Wir hetzen vom Büro zum Kindergarten, vom Supermarkt zum Fußballplatz, vom Basketballtraining zum Gartenfest. Wer so lebt, weiß am Ende des Tages nicht mehr, wo ihm oder ihr der Kopf steht.

Kein Wunder, dass viele Paare so nicht mehr leben wollen. Sie wollen Zeit für sich und ihre Partnerschaft. Sie wollen Zeit für die Familie.

Nach ein paar Jahren arbeitet die Mutter allenfalls Teilzeit

Und sie wollen Raum für den Beruf. Doch irgendetwas kommt immer zu kurz. Eine Erkenntnis mit grotesken Folgen, über die man herzlich lachen müsste, bliebe einem dieses Lachen nicht im Halse stecken.

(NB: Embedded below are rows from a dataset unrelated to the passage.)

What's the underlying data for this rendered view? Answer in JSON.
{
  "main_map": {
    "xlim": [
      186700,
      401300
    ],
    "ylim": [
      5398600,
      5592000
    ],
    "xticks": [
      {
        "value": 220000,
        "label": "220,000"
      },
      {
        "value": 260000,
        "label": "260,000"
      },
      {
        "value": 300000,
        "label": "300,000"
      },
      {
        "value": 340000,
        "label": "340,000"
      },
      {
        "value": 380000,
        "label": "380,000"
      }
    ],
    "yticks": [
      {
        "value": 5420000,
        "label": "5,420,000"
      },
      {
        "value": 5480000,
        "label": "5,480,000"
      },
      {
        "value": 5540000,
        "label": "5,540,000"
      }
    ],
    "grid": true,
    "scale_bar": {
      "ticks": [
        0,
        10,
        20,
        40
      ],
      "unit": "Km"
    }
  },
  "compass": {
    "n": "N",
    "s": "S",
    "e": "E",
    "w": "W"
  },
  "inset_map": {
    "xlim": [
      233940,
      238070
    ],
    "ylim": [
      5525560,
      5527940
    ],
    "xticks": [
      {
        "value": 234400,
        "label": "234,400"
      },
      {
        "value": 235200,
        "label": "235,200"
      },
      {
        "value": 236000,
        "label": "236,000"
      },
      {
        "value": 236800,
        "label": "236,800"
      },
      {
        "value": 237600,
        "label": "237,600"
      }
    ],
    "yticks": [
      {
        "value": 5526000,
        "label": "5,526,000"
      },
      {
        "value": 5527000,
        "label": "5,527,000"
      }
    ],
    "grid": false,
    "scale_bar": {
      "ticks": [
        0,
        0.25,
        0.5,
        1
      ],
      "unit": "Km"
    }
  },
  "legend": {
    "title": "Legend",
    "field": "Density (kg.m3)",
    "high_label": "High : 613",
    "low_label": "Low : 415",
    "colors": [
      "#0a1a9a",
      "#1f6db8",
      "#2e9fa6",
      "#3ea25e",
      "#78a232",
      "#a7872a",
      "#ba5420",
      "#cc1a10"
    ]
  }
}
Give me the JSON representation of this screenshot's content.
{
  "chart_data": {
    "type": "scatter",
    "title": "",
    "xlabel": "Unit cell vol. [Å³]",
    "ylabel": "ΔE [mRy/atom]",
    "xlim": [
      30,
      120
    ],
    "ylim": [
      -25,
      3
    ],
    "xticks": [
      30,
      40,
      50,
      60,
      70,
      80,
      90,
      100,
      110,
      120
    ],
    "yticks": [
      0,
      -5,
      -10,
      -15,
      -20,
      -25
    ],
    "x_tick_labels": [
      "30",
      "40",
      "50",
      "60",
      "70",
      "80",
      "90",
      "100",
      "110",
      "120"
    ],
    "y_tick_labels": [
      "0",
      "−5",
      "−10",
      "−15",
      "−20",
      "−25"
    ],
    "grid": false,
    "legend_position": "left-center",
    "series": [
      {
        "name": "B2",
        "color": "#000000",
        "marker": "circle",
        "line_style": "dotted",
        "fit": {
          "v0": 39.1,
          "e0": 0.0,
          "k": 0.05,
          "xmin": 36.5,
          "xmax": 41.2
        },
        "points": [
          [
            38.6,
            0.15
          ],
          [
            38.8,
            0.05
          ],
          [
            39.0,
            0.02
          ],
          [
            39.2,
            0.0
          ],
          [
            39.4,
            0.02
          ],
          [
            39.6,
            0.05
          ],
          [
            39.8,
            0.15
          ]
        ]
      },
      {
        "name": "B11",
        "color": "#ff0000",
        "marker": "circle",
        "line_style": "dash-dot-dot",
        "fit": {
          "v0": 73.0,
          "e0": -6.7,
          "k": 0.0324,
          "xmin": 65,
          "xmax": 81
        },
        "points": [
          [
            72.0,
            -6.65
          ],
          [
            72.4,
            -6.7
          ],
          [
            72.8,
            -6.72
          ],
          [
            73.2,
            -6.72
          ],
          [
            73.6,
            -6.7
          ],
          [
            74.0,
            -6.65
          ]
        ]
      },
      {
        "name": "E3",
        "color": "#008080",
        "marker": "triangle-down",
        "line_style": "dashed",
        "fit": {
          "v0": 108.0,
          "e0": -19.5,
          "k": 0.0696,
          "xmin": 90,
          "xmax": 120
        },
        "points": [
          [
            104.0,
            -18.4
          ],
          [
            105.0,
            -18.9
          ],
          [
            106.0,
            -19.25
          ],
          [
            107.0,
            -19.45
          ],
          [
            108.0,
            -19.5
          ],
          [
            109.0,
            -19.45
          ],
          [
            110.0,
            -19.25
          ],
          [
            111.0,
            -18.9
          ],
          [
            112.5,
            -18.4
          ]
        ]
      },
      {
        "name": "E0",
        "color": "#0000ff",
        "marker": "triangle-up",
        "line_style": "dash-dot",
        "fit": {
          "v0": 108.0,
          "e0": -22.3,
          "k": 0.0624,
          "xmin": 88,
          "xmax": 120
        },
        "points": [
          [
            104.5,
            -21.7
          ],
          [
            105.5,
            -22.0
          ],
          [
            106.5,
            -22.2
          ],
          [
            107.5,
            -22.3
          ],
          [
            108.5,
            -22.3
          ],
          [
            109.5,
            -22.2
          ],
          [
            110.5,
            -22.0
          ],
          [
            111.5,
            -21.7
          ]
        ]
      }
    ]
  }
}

Denn statt sich mit dem Partner gleichberechtigt in der Familien- und Arbeitswelt einzurichten, wie sie es stets geglaubt und angekündigt hatten, weichen diese Frauen aus purer Erschöpfung aus auf das Rollenmodell ihrer Großmütter.

Die Soziologen nennen das "Retraditionalisierung". Zigtausendfach haben sie in den vergangenen Jahren festgestellt, dass Paare mit gleichberechtigten Vorstellungen in ihr Familienleben starten, sich aber bald in einer klassischen Aufgabenteilung wiederfinden. Am Anfang werden Haus- und Erwerbsarbeit noch recht gleichmäßig verteilt.

Nach ein paar Jahren, meistens mit dem ersten Kind, spätestens jedoch mit weiteren Kindern, schleicht sich das traditionelle Modell gewissermaßen durch die Hintertür ein: Er arbeitet Vollzeit weiter, sie allenfalls Teilzeit.

Die "Retraditionalisierung" ist wie eine Zwangsjacke

Dass ihr das keine eigenständige Existenz sichert und für die Rente schon gar nicht reicht, ist allen Beteiligten klar. Diese "Retraditionalisierung" zumindest in unserer Generation wird gerne und zu Recht beklagt. Dabei wird manchmal so getan, als sei das eine freie Entscheidung, als strebten die Frauen freiwillig an den Herd zurück.

Was für ein Unsinn!

Die "Retraditionalisierung" ist eine Zwangsjacke, die uns angelegt wird: wenn der Arbeitgeber nicht mitspielt, wenn die Betreuung wegbricht, wenn die Schule kein Mittagessen anbietet, wenn die Stadtverwaltung den Schulbus aus Kostengründen einstellt.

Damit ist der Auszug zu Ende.